Mar 30 2009

…orlynao?

I’ve been sitting on this for a few days because it made me so irritated that I needed to fully mull out in my mind what exactly made me so angry. Now that I have done just that, I have to share it.

I follow a writer on my Twitter account, and she recently tweeted that she was going to stop writing/participating in online forums until she’s written something someone wants to read. My immediate response was, “You’re published. STFU and STFD.”

It took me a while to understand why I had that reaction.

An author doesn’t serve their audience, they serve the story. If they think that writing for a specific set of people is a guarantee that the story will be good, they’re sadly mistaken. An author’s wanting to please their audience =/= a perfect (or even a good) story. Trying to please other people is like trying to paddle upriver with a hockey stick; it isn’t going to happen.

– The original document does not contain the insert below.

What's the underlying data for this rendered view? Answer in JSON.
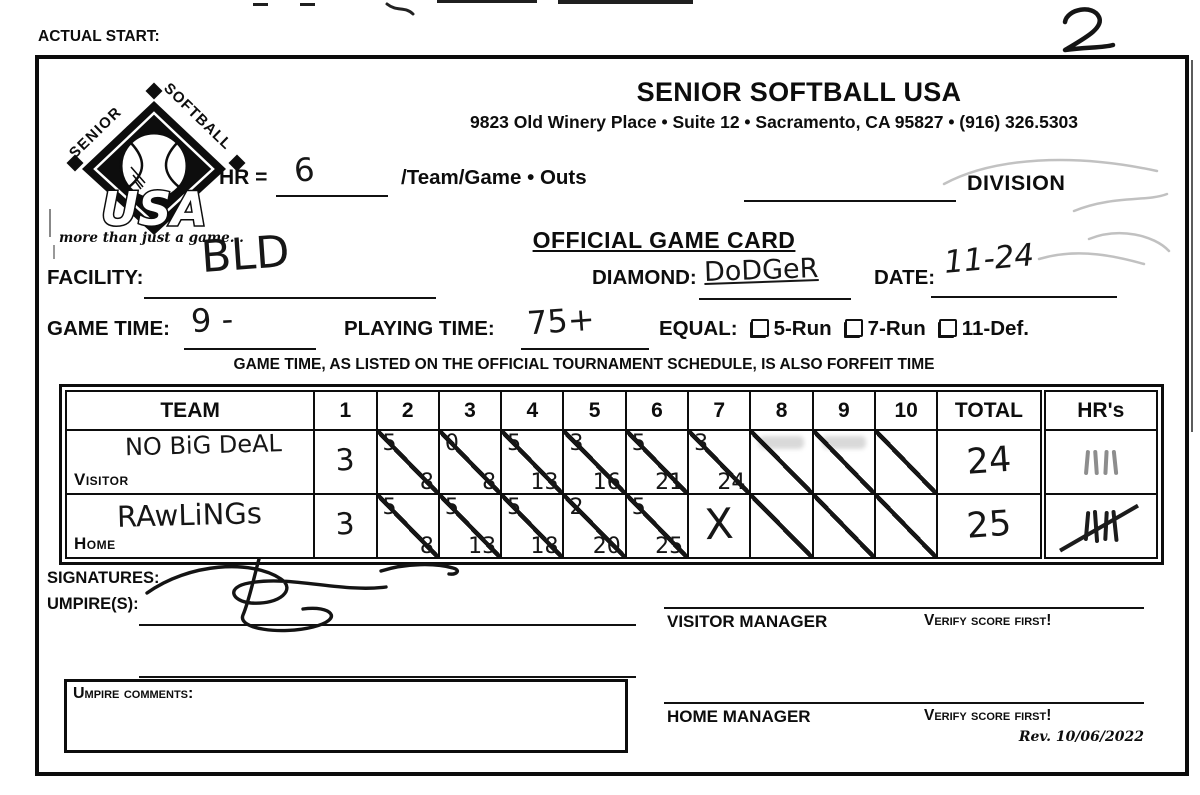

Stephenie Meyer wrote the Twilight series as her own personal whatever. I’m not saying that they’re good or anything, but you can tell that she poured herself into them and that effort served the stories. If she had been writing them to cater to the fans, there would be a whole different level of crap in them. (Not saying that they aren’t crap anyway, but that’s my personal opinion and not necessarily relevent.)

If you think that writing begins and ends with the story, then moves directly on to someone buying the book and publishing it, that’s… totally not true. And kind of insane. It’s a lot of work to make everything work. I still haven’t gotten there. I may never get there. But if I do, I’m not going to forget that I serve the story.

The story = GOD.

And if I am so lucky as to get published in any way, I’m not going to get huffy and flouncy because “no one wants to read my stuff”. I don’t write for the elusive audience that may or may not exist; I write to get the damn story out of my head so I can sleep.

I don’t know how much of this makes sense. It’s been a long day.


Mar 5 2009

so, anyway…

Can’t there be a way to wire my brain into Word so I wouldn’t have to sit and type?


Mar 4 2009

procrastinating…

I could be writing right now, but I’m twitching a bit about work tomorrow, so I’m sitting in front of the television (Food Network!) with a cat named Gaz on my lap.


Feb 12 2009

On writing…

I’ve been writing for a long time. That being said, making effective use of my available spare time isn’t my strong suit. A lot of times, I feel like I’m too tired to properly articulate my thoughts, or that there’s a giant jumble of words that refuse to resolve into something more concrete. I’m not a formula writer, and most of the time, I’m not a pre-plotter; there are certain plot points that make themselves known, but the road connecting the points is a mystery. That’s what makes me who I am as a writer: those unknown spaces that suddenly connect by a stray sentence or paragraph, making everything a giant circle of “well, duh! why didn’t I think of that before? I really must be stupid today!”

However, again, there are just those days when the words refuse to come. All too often lately, those days outnumber the days when I can think clearly enough to bring life to the images dancing around my head.

When I go on vacation in a week, it’s my intention to take Englebert and Ernie (my laptop and flash drive) with me and force myself to write rather than watching History International and Nicktoons for the duration. It might make me crazy, but there’s no excuse for laziness on my part when I don’t have to be up at the ass-crack of dawn to go to work.

(I should also buy a bag of Jelly Bellys while I’m away. They seem to help with the random channeling of verbosity.)